Betroffen sind der Energiesektor, energieintensive Industriezweige und der Luftverkehr. Außerdem wurde in Deutschland noch ein nationales Emissionshandelssystem verabschiedet, das über den Rahmen des EU-ETS hinausgeht. Aktuell beträgt der Festpreis für ein Emissionszertifikat für ein Kohlendioxidäquivalent 45 EUR und wird bis 2025 auf 55 EUR steigen.
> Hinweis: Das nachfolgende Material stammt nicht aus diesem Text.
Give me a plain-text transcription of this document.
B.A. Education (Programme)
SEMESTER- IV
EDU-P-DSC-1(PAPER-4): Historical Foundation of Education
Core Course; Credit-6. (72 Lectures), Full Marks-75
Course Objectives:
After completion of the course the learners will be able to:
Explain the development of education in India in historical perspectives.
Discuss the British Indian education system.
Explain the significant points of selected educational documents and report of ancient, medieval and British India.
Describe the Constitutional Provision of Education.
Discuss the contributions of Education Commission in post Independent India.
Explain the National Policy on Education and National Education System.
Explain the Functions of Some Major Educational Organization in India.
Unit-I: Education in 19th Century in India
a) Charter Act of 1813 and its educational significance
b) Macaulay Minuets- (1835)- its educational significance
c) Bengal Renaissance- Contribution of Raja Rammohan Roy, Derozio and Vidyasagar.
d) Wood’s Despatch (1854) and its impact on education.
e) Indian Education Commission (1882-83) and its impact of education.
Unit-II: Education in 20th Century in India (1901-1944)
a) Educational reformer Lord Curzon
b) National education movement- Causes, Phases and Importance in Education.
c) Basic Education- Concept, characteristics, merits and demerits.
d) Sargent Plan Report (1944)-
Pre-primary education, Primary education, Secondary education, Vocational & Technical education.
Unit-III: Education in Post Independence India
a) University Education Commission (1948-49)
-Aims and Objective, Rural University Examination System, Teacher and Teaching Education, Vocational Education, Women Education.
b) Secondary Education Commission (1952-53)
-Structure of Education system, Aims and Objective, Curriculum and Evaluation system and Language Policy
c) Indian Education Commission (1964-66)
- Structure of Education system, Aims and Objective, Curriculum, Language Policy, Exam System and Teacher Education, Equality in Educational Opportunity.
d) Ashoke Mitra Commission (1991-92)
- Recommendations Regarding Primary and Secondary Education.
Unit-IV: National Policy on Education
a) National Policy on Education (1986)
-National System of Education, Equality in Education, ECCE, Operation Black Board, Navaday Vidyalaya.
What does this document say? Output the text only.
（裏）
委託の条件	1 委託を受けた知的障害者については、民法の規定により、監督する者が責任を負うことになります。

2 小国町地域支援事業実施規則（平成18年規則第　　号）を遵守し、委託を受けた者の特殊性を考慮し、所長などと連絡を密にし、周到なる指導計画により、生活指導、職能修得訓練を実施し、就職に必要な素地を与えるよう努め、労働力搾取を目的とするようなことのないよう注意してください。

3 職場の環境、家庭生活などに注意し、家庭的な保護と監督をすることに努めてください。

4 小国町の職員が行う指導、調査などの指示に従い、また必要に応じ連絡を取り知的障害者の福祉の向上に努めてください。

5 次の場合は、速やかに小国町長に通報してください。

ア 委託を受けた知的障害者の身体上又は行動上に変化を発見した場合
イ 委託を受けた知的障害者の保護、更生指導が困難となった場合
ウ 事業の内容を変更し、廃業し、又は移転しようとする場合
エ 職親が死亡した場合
Mit dem Paket „Fit for 55“ hat die EU Maßnahmen beschlossen, das EU-EHS auszuweiten. So soll der Seeverkehr miteinbezogen werden, die Zertifikatanzahl schneller reduziert und ein eigenständiges Emissionshandelssystem für Gebäude, Straßenverkehr und Brenn- und Kraftstoffe geschaffen werden (Quelle: Consilium).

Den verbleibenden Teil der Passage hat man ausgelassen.